To już ostatni mecz „złocisto-krwistych” w tym roku. Drużyna prowadzona przez Leszka Ojrzyńskiego o godne zwieńczenie dotychczasowych rozgrywek zmierzy się z Ruchem Chorzów – sensacją rundy jesiennej. – Korona to jeden z najtrudniejszych przeciwników w tej lidze. Grają bardzo fizycznie i nie będzie łatwo, ale jak zagramy na miarę swoich możliwości, to nie powinniśmy mieć problemów z wygraniem – mówi Paweł Abbott, zawodnik „Niebieskich”.
Dla chorzowian, którzy po szesnastu potyczkach są w posiadaniu dwudziestu sześciu punktów, stawką tego spotkania jest prestiż i przypieczętowanie dobrej gry jesienią. Podopieczni Waldemara Fornalika, przy remisie w starciu Wisła Kraków – Polonia Warszawa, mogą zająć nawet trzecie miejsce w tabeli. W ten sposób „Niebiescy” mimo jednego z najmniejszych budżetów w ekstraklasie, znaleźli by się w jej czołówce.

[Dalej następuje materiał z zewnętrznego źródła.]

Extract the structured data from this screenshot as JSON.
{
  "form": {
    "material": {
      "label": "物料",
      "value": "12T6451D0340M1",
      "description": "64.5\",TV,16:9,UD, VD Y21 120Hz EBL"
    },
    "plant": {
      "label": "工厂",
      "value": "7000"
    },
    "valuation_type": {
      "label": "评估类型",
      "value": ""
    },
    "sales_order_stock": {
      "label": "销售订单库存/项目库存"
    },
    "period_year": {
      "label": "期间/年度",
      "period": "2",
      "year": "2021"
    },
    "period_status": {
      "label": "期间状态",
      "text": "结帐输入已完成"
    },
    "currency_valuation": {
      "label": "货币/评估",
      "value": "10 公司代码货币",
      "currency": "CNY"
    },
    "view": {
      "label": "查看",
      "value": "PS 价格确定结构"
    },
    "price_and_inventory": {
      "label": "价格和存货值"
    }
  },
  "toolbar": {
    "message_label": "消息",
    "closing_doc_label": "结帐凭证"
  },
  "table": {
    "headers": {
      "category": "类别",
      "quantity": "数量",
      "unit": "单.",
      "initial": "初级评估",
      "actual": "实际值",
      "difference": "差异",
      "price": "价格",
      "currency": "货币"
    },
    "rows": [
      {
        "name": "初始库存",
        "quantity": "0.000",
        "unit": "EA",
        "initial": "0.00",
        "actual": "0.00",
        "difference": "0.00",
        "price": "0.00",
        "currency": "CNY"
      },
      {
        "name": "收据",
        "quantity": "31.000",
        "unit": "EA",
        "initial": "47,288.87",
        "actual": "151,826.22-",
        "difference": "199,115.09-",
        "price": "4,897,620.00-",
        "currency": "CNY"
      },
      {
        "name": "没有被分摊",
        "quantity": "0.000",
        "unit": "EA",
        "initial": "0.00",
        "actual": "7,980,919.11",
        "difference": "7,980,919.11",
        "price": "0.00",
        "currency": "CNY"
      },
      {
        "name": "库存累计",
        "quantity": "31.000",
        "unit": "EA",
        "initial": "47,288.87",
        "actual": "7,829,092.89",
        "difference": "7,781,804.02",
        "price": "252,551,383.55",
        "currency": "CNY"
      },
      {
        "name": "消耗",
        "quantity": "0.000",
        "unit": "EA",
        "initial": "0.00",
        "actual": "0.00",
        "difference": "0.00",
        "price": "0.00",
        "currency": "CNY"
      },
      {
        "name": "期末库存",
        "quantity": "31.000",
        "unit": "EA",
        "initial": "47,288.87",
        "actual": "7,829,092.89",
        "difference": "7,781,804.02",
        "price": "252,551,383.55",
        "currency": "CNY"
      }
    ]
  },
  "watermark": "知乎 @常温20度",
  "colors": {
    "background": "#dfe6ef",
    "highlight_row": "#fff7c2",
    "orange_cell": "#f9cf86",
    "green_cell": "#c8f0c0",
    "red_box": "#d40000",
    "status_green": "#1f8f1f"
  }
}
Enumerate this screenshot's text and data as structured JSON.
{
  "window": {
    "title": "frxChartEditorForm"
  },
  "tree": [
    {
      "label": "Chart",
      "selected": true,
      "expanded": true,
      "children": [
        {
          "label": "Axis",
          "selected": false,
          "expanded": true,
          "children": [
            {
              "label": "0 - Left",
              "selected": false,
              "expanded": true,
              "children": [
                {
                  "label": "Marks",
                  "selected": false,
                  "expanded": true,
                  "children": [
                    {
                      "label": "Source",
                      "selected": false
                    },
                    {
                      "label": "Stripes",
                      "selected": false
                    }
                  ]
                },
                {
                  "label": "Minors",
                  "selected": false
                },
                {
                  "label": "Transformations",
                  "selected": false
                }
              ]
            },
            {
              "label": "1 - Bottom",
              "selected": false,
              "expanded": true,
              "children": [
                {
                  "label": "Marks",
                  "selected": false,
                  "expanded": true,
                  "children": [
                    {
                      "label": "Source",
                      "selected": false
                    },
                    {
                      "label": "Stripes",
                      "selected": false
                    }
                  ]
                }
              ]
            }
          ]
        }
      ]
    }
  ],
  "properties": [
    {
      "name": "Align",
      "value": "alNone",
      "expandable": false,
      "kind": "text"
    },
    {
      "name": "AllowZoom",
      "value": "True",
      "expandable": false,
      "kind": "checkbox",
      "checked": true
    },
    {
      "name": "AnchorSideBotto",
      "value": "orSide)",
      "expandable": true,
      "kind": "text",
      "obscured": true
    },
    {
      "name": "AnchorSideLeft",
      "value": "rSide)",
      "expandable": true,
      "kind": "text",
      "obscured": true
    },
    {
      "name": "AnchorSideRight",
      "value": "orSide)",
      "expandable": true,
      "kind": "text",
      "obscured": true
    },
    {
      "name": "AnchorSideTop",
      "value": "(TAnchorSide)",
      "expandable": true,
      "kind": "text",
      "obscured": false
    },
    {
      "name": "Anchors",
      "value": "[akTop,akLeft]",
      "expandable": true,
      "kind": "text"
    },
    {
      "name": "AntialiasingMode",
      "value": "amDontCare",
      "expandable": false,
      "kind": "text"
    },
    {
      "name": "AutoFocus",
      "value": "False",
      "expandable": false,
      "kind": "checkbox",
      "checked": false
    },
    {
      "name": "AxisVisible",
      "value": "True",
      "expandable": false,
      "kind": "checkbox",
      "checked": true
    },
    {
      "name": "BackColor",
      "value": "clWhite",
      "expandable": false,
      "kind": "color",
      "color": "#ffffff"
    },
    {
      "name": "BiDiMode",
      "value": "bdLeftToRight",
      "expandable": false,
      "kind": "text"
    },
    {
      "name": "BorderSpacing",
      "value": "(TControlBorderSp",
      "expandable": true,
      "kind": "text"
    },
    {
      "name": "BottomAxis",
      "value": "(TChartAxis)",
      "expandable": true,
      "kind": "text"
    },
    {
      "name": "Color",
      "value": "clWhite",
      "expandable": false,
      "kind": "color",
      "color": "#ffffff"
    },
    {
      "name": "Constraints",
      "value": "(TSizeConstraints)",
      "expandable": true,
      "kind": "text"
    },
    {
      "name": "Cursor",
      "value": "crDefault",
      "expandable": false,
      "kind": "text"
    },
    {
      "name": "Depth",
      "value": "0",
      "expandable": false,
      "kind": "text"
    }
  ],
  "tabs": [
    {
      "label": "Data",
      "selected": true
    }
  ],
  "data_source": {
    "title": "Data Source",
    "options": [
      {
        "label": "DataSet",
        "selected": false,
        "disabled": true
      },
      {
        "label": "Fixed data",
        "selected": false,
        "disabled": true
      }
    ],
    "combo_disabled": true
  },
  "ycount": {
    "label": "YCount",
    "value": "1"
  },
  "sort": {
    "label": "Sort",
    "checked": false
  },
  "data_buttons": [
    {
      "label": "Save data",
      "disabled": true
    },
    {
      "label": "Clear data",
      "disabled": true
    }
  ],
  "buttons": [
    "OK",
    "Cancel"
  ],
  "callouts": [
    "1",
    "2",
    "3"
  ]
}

Korona natomiast nie musi od niej odstawać. Kielczanie obecnie mają zaledwie jeden punkt mniej od Ruchu. Przy stosunkowo wysokim zwycięstwie nad przyszłym rywalem i korzystnym układzie tabeli T-Mobile Ekstraklasy, „żółto-czerwoni” mogą się znaleźć nawet na czwartej lokacie.
Jednak zdaniem Fornalika, który powoli wyrasta w Chorzowie na miano polskiego odpowiednika sir Alexa Fergusona (dwa lata pracy z Ruchem), dobra pozycja w lidze na jej półmetku nie jest istotne. – Na tym etapie rozgrywek miejsca w tabeli są sprawą drugorzędną. Liczą się przede wszystkim punkty i tak podejdziemy do sobotniej konfrontacji. Zadanie nie będzie jednak łatwe, bo też Korona nie jest łatwym przeciwnikiem. To silny personalnie i dobrze poukładany zespół. A przy tym waleczny, mający silne punkty we wszystkich formacjach. Trzeba się więc nastawić na ciężką walkę od pierwszej do ostatniej minuty, bo w tym meczu nikt tanio skóry nie sprzeda – podkreśla dla www.sportslaski.pl
W potwierdzeniu słów a’la Mariusz „Pudzian” Pudzianowski, trenerowi Fornalikowi pomoże własna publiczność... Chociaż niekoniecznie, ponieważ „Niebiescy” na sześć meczów, aż trzy razy przegrywali na stadionie przy ulicy Cichej. Ruch ma również problemy personalne. W starciu z Koroną z pewnością nie zagrają Tomasz Josl i Sebastian Olszar. Pod dużym znakiem zapytania stoi występ Marka Zieńczuka. Fornalik jednak nie traci wiary we zwycięstwo w najbliższej potyczce. – „Sprężarki" zawodników pracują na maksymalnych obrotach. Chłopcy doskonale wiedzą, o co walczą. Chcą zwycięstwem zaakcentować „ostatki” i w dobrych nastrojach udać się na zasłużone urlopy. Już teraz nasze osiągnięcia w tym sezonie są dobre, skoro jednak wynik sportowy może być jeszcze lepszy, to dlaczego nie podnieść tego tematu z murawy? – pyta retorycznie szkoleniowiec Ruchu.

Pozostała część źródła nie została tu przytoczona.